社内で「あの人はハイパフォーマーだ」となんとなく分かっていても、どのような資質がパフォーマンスにつながっているのか明らかにしている企業はほとんどありません。
ハイパフォーマー分析をすることで以下のようなメリットがあります。
① 採用時のミスマッチを減らす
② 選考時のコスト削減につながる
③ 社員の育成や研修で活かす
④ 社員の最適配置を実現させる
⑤ 社員の離職率を減らす
ある企業では、社内のハイパフォーマー分析をした結果、入社前に実施するSPIの能力検査と入社後のパフォーマンスに全く関係がなかったことが明らかになりました。
その後、入社前の能力検査を廃止。結果的に採用時のコスト削減にもなり、ハイパフォーマー分析のメリットをすぐに享受できたそうです。
ハイパフォーマー分析をする前に以下のようなデータを集める必要があります。
属性データ:年齢、性別、出身地、学歴(大学院・大学、高校の偏差値)、部署、職種など
行動データ:勤怠データ、1日のスケジュール、顧客との接触回数、会議時間など
評価データ:人事評価、360度評価など
入社時のデータ:選考時のエントリーシート、適性検査(能力検査、性格検査)など
社員の行動データに関しては莫大な量になるため、必要に応じて分析で活用します。また欠損データの扱いについては様々な手法があり説明が長くなるので、今回は割愛させていただきます。
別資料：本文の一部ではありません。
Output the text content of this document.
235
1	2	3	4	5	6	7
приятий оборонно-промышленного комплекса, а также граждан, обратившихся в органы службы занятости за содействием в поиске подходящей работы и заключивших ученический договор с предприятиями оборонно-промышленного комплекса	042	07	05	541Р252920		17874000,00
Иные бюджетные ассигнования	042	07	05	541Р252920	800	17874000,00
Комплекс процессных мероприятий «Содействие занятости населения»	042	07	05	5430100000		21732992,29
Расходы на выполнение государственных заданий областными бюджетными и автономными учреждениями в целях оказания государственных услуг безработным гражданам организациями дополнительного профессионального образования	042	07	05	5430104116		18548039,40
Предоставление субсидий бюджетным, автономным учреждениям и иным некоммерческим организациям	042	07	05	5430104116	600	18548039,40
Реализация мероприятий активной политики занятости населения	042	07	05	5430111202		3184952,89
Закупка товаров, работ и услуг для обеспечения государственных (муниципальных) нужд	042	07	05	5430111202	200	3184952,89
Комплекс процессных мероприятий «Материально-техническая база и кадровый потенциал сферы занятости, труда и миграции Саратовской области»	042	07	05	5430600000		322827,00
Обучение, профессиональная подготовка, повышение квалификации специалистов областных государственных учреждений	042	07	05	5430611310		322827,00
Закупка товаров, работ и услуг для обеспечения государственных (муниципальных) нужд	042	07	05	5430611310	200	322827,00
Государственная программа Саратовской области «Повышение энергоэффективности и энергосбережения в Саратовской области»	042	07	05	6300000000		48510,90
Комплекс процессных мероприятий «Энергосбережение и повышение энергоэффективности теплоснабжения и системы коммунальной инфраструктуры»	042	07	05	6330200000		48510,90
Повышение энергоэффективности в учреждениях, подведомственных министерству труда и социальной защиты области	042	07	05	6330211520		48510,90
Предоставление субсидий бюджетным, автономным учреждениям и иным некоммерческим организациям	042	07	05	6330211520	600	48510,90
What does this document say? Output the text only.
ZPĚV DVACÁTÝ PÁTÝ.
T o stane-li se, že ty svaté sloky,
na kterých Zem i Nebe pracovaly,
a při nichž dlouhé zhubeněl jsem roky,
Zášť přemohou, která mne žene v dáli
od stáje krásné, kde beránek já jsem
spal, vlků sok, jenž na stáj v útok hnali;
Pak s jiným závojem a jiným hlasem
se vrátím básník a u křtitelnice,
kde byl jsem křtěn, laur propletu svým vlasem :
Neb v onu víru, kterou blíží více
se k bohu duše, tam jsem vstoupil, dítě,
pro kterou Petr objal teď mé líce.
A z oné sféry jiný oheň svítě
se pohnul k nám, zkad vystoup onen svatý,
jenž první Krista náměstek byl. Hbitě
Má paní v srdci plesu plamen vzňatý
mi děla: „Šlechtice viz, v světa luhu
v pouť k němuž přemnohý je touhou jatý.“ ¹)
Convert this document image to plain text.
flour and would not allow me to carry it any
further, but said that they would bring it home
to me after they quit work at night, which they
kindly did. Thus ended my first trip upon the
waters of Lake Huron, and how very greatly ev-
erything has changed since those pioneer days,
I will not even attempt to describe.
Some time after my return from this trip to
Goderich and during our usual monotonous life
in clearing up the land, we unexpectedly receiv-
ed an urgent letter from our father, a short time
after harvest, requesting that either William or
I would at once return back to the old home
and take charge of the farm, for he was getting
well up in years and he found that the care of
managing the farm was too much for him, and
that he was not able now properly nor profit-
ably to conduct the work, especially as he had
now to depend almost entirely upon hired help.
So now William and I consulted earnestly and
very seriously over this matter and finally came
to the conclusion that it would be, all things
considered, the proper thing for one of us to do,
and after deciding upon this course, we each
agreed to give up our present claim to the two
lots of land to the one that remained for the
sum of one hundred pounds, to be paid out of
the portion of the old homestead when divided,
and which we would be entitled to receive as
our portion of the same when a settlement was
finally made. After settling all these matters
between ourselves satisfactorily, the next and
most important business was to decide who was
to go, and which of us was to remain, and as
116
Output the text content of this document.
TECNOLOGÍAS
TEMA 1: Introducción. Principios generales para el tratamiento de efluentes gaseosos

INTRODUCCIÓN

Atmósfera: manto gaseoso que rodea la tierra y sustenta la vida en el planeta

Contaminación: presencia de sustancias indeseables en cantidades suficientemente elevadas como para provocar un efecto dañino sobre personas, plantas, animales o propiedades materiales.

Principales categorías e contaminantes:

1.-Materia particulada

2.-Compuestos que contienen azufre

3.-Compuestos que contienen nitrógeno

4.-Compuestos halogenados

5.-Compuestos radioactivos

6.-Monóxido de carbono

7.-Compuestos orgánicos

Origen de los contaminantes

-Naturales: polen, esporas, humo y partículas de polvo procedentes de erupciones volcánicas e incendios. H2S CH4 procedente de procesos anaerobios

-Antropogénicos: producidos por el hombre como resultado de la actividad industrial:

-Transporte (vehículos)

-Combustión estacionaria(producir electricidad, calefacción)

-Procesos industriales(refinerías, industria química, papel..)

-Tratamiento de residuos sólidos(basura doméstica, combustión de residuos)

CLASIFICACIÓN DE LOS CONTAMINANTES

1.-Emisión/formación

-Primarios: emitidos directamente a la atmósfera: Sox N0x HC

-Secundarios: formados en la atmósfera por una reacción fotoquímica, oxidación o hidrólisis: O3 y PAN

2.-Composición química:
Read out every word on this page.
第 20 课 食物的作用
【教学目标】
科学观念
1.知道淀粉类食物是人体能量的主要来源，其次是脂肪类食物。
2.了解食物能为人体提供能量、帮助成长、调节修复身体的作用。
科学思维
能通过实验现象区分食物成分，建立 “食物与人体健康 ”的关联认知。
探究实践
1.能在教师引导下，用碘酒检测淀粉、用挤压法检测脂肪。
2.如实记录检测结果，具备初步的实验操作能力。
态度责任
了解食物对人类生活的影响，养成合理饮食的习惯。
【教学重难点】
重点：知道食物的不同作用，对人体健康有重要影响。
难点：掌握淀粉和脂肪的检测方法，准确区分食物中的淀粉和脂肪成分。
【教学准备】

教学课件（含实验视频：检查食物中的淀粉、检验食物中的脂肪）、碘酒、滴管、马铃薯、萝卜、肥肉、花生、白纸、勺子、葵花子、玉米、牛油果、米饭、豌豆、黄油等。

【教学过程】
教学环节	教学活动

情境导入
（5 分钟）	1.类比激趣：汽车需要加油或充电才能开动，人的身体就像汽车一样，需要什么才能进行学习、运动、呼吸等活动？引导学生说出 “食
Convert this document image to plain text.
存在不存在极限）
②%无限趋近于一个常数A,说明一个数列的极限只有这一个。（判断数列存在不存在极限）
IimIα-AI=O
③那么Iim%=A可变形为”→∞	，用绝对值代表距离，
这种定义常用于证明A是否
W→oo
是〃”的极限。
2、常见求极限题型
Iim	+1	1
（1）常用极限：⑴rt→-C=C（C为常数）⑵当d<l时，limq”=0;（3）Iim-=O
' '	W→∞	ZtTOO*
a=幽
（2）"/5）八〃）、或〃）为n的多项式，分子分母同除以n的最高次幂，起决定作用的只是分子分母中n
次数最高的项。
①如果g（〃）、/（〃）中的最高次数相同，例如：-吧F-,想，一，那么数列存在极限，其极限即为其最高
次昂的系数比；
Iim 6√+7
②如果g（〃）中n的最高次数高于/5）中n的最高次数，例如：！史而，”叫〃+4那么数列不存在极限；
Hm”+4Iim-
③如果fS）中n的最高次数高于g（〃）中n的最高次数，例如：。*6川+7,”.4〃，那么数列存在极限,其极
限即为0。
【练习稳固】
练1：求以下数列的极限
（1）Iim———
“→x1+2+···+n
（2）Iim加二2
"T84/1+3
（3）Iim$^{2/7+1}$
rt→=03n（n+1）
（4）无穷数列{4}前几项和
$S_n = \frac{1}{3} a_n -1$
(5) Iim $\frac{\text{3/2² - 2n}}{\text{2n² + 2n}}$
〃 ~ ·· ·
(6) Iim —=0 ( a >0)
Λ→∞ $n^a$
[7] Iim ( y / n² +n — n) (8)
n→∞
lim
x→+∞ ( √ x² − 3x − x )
経験年数が長い人ほどスキルが向上するため、パフォーマンスが高くなる傾向があります。そこで経験年数を排除してハイパフォーマかどうか検証する必要があります。
ここで参考になるのが、昇格スピードと直近評価評定のマトリクスです。昇格スピード・直近評価評定のマトリクスでは、横軸に昇格スピード、縦軸に直近の評価を見比べることで ハイパフォーマーかどうか見極めることが可能になります。
※ハイパフォーマーのレベル:ハイ1 > ハイ2 > 普通 > ロー2 > ロー1
(普通以上をハイパフォーマーと定義する)
例えば下記の図のように昇格スピードが社内の平均と比べて早く、直近の評価評定も高い社員の場合は、ハイパフォーマーと定義でできます。
また昇格スピードが社内の平均と比べて遅く、直近の評価評定も低い社員場合は、ローパフォーマーと定義できます。
平均値を比べる(初級)
最も簡単な手法は、ハイパフォーマーとローパフォーマーそれぞれわけ、上記のデータの平均を比較することです。Excelを利用し棒グラフで見える化することで、どの項目に差があるのか直感的に把握できます。
相関係数を出す(初級)
評価データ(パフォーマンス)と入社時のデータ、属性データ(学歴)、行動データなど各項目との相関係数を求めることにより、パフォーマンスとの関係性を把握することができます。
重回帰分析で影響度を調べる(中級)
評価データ(パフォーマンス)を目的変数として、属性データや行動データ、入社時のデータを説明変数と設定し重回帰分析をすることで、どの項目がどの程度パフォーマンスに影響を与えているか明らかにすることができます。
テキストマイニングで関係性を把握する(上級)
社員同士や顧客とのやり取りで使われるメールやチャットの内容をテキストマイニングすることで、社内の人間関係やハイパフォーマーの行動特性を明らかにすることができます。
ただし、テキストマイニングに関しては、解析のため専用のツールを使う必要があり、コストや手間、時間など費用対効果を考えるとなかなか気軽に実施できません。
そこでおすすめするのは、入社時のエントリーシートを形態素解析を使って分析することです。
形態素解析とは、文章を意味のある最小の単位に分解して、意味や品詞など判別することできる解析方法のことです。
ユーザーローカル社が提供している形態素解析は無料で提供しているため、簡単にエントリーシート等を分析することできます。
この形態素解析をすることで、ハイパフォーマーが使っているキーワードや品詞など意外な結果を把握することができるでしょう。
いかがでしょうか。ハイパフォーマー分析をするだけでも多くのメリットがあることがわかります。
上記の分析手法以外にも、因子分析やクラスター分析など様々な分析手法があります。詳しくは下記の記事を参考にしてください。
社内に眠っている人事データを活用し、分析することで、人事業務のみならず、経営に対する提案にも繋がります。まずはハイパフォーマー分析から試して見てください。